As Ebola Spreads in Nigeria, Debate About Experimental Drugs Grows
As the Ebola virus continues its deadly march through West Africa, keeping track of developments can be a challenge. Here's a roundup of the latest news this week:
The World Health Organization released updated figures Wednesday. The total number of cases — including those considered confirmed, probable or suspected — now stands at 1,711. This includes 932 deaths.
To put that into perspective: Until this year, the world had recorded 1,640 deaths from Ebola since the virus was discovered in 1976. Now more than a third of all people known to have died from the Ebola virus, in history, have died in the current outbreak.
There's also worrisome evidence that the outbreak's strength is growing. More than 100 of the cases this year, or about 6 percent of the total, were reported between Saturday and Monday. And 20 percent of all cases were reported over the last week, from Monday, July 28, through Monday, Aug. 4.
Wednesday night, the Centers for Disease Control and Prevention announced it had raised its emergency alert level to the highest status, Level 1. In a press release, the CDC said it was "rapidly increasing" its efforts, sending more disease-control experts to Guinea, Sierra Leone, Liberia and Nigeria. The statement noted it had also updated its prevention protocols in the U.S.
Next week the WHO will hold a meeting with medical ethicists to look into using experimental Ebola medicines in West Africa.
No drugs or vaccines have been approved for Ebola. But two American aid workers were given an experimental serum at a clinic in Liberia, when they caught the virus in July.
"The recent treatment of two health workers from [the nonprofit] Samaritan's Purse with experimental medicine has raised questions about whether medicine that has never been tested and shown to be safe in people should be used in the outbreak," the WHO wrote Wednesday on its website.
The WHO is also in the middle of a two-day meeting with Ebola experts to consider how to contain the outbreak.
At the top of their agenda: to advise whether the outbreak constitutes a Public Health Emergency of International Concern. That's a formal designation that would open the way for the WHO's director-general, Dr. Margaret Chan, to recommend "extraordinary measures," such as travel and trade restrictions in the region. These would not be binding. But they would carry considerable weight.

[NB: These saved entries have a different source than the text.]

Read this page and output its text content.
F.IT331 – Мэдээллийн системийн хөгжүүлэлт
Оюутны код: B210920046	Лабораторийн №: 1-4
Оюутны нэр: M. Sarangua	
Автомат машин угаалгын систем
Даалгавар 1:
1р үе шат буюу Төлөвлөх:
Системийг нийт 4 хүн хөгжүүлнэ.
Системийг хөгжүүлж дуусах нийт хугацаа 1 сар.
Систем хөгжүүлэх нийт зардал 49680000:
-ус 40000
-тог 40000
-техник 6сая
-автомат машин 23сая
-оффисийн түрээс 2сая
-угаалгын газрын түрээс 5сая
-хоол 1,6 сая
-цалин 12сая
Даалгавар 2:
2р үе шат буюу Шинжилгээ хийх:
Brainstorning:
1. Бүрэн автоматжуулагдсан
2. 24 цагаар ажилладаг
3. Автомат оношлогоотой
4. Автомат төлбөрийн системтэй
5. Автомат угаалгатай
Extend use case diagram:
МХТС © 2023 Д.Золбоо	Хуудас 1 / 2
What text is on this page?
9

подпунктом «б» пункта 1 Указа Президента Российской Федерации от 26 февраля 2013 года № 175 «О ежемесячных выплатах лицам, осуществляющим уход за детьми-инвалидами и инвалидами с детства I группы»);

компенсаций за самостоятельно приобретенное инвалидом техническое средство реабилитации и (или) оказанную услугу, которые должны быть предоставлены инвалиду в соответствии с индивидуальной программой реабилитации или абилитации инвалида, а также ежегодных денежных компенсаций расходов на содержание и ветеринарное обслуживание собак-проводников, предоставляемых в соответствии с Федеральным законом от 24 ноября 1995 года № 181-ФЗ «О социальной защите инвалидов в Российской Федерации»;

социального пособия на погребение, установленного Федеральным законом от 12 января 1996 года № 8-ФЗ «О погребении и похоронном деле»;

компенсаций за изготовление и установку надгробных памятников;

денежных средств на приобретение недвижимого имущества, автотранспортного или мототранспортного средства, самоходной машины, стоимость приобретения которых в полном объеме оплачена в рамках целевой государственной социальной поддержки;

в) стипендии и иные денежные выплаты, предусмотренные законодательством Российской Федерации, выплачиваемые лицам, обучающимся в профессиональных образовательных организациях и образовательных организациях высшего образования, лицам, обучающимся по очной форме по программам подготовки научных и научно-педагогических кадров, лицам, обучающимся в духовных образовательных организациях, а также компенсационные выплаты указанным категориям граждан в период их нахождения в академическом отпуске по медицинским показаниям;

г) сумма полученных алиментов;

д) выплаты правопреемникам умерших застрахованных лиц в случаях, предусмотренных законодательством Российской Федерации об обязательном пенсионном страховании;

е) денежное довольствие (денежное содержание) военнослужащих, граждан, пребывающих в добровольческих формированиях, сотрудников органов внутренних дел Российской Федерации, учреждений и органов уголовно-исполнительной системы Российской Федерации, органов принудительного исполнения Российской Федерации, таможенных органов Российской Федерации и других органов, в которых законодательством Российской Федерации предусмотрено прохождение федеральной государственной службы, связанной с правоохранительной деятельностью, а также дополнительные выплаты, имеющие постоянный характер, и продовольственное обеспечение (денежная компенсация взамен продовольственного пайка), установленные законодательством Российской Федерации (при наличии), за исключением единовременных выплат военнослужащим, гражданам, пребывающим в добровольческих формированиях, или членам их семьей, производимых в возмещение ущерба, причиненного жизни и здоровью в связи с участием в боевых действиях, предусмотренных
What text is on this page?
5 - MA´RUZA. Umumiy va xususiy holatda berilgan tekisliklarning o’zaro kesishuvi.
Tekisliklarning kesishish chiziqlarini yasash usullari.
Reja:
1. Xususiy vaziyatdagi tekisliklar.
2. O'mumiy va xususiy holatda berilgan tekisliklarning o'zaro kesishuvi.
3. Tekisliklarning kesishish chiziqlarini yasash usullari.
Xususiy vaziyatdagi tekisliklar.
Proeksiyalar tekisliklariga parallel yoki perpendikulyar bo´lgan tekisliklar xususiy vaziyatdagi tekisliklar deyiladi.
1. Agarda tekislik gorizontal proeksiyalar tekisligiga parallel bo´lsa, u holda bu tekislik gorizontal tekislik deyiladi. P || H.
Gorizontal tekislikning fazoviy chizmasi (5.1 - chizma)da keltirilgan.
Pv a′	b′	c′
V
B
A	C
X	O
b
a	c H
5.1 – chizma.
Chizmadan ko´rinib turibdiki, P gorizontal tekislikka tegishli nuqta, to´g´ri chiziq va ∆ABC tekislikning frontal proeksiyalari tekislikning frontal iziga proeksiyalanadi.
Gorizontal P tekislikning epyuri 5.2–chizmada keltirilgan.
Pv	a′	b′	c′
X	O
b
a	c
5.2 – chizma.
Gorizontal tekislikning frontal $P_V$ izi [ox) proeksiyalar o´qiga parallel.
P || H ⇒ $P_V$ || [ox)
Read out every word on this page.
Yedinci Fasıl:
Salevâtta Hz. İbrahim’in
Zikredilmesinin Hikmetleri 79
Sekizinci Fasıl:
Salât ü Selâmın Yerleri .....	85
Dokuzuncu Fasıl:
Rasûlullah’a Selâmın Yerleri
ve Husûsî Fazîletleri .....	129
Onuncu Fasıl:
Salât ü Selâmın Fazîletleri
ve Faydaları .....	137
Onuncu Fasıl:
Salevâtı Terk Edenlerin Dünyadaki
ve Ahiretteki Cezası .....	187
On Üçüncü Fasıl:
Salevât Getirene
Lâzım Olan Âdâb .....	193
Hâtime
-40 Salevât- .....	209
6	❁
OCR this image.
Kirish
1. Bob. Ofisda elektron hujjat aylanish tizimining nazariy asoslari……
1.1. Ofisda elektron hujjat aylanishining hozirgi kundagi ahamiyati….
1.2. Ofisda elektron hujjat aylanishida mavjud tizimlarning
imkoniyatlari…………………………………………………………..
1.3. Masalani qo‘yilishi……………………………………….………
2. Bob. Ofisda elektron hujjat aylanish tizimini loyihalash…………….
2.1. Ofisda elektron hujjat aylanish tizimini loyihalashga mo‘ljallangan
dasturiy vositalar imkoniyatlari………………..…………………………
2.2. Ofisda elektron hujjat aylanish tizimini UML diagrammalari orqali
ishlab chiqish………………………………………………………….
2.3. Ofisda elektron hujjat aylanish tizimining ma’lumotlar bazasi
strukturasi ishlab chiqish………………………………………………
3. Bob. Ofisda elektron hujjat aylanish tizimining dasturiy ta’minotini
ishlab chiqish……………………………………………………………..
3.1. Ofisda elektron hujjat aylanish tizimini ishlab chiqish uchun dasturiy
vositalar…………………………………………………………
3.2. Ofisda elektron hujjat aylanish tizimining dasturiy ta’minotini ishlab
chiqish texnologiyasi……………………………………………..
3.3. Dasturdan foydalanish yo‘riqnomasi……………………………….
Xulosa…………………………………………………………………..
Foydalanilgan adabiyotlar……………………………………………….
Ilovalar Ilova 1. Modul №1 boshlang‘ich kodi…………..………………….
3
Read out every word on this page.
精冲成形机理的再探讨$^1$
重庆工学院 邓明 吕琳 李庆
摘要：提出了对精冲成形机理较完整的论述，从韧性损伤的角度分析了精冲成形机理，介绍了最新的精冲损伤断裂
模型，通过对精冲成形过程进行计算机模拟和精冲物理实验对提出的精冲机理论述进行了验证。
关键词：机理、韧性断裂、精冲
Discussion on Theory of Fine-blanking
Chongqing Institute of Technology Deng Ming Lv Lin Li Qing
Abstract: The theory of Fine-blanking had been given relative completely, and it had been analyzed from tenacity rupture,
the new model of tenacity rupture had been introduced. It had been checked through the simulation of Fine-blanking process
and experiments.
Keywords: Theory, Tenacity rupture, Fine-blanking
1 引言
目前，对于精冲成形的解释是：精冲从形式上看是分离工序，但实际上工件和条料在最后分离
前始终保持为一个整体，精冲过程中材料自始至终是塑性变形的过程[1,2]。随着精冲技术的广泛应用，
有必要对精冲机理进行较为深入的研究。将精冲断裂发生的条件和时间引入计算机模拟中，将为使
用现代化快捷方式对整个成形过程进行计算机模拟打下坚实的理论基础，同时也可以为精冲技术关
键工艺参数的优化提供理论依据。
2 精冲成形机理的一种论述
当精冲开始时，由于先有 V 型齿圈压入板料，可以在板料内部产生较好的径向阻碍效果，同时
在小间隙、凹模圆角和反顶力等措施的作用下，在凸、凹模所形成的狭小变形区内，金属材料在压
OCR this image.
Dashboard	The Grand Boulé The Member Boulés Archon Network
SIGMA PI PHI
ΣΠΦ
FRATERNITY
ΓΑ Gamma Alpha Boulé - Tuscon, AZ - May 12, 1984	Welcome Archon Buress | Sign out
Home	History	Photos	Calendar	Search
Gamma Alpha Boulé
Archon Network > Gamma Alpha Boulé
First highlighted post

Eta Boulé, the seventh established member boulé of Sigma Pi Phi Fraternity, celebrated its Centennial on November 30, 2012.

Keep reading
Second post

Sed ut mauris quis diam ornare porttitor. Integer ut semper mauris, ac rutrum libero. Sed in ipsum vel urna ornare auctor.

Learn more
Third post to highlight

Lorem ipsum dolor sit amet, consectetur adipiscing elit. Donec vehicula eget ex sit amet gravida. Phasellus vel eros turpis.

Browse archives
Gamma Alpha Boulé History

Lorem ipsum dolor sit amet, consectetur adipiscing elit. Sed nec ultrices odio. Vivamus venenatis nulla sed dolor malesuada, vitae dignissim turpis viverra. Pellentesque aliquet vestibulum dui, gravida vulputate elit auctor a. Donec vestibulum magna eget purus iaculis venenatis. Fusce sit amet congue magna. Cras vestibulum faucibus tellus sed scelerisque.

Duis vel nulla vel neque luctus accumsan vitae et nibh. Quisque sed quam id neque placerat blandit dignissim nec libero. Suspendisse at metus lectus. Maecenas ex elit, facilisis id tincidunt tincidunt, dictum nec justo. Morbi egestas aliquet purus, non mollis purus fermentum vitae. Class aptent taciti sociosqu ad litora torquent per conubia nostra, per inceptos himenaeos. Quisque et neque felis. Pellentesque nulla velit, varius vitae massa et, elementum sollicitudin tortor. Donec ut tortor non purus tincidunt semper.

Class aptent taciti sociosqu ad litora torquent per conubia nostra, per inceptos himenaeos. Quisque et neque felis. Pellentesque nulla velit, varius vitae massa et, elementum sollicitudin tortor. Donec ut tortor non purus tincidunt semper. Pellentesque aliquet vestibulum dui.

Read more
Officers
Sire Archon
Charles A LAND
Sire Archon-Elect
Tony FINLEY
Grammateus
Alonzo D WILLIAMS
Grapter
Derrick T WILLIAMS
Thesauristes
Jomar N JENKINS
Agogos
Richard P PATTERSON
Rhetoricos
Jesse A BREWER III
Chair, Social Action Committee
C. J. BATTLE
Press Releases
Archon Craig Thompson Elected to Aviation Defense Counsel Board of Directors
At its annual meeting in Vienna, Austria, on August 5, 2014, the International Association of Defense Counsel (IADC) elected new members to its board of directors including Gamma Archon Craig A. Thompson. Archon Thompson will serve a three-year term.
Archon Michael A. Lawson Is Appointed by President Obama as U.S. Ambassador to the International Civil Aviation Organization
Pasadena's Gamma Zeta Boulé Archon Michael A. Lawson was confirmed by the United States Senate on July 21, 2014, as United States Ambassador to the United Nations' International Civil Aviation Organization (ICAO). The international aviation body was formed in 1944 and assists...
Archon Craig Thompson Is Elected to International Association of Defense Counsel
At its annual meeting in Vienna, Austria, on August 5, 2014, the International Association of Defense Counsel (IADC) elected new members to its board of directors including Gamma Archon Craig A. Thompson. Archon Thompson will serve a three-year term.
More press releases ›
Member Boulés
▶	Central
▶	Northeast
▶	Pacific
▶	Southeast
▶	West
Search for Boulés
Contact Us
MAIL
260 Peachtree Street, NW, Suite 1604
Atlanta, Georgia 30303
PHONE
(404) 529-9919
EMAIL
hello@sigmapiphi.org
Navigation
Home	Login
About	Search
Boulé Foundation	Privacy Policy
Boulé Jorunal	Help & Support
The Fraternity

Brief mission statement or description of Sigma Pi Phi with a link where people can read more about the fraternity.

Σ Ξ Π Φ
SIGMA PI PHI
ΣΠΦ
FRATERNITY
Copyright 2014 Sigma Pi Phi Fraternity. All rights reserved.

Nearly all cases have been in the three West African countries at the epicenter of the crisis: Guinea, Liberia, and Sierra Leone. New cases have been roughly divided between the latter two.
But in another alarming development, the WHO is now reporting nine cases in Nigeria. The Nigerian government has also reported a second death from Ebola — a nurse who treated the first person to die there, Patrick Sawyer, a Liberian-American.
Sawyer apparently contracted Ebola in Liberia and then boarded a plane for Lagos, Nigeria, a city with more than 20 million people. He died soon after in a Lagos hospital.
Nigerian officials had initially stated that Sawyer was identified as a possible Ebola patient at the airport and immediately isolated. But the Lagos state health commissioner conceded Tuesday that, in fact, more than 24 hours had passed before hospital staff recognized Sawyer might have Ebola and took precautionary measures, the Associated Press reported Wednesday.
Five other people who came into contact with Sawyer are now sick with Ebola, Nigerian officials added. And they're following up with others who were exposed to Sawyer.
Saudi Arabia is also testing for a possible first case: a Saudi man who fell ill after returning from Sierra Leone, Reuters reported. He died Wednesday.
Liberia's minister of internal affairs said a Liberian man died of Ebola in Morocco last month. However, the Moroccan government has said that the man died of a heart attack and that tests confirmed he never had Ebola.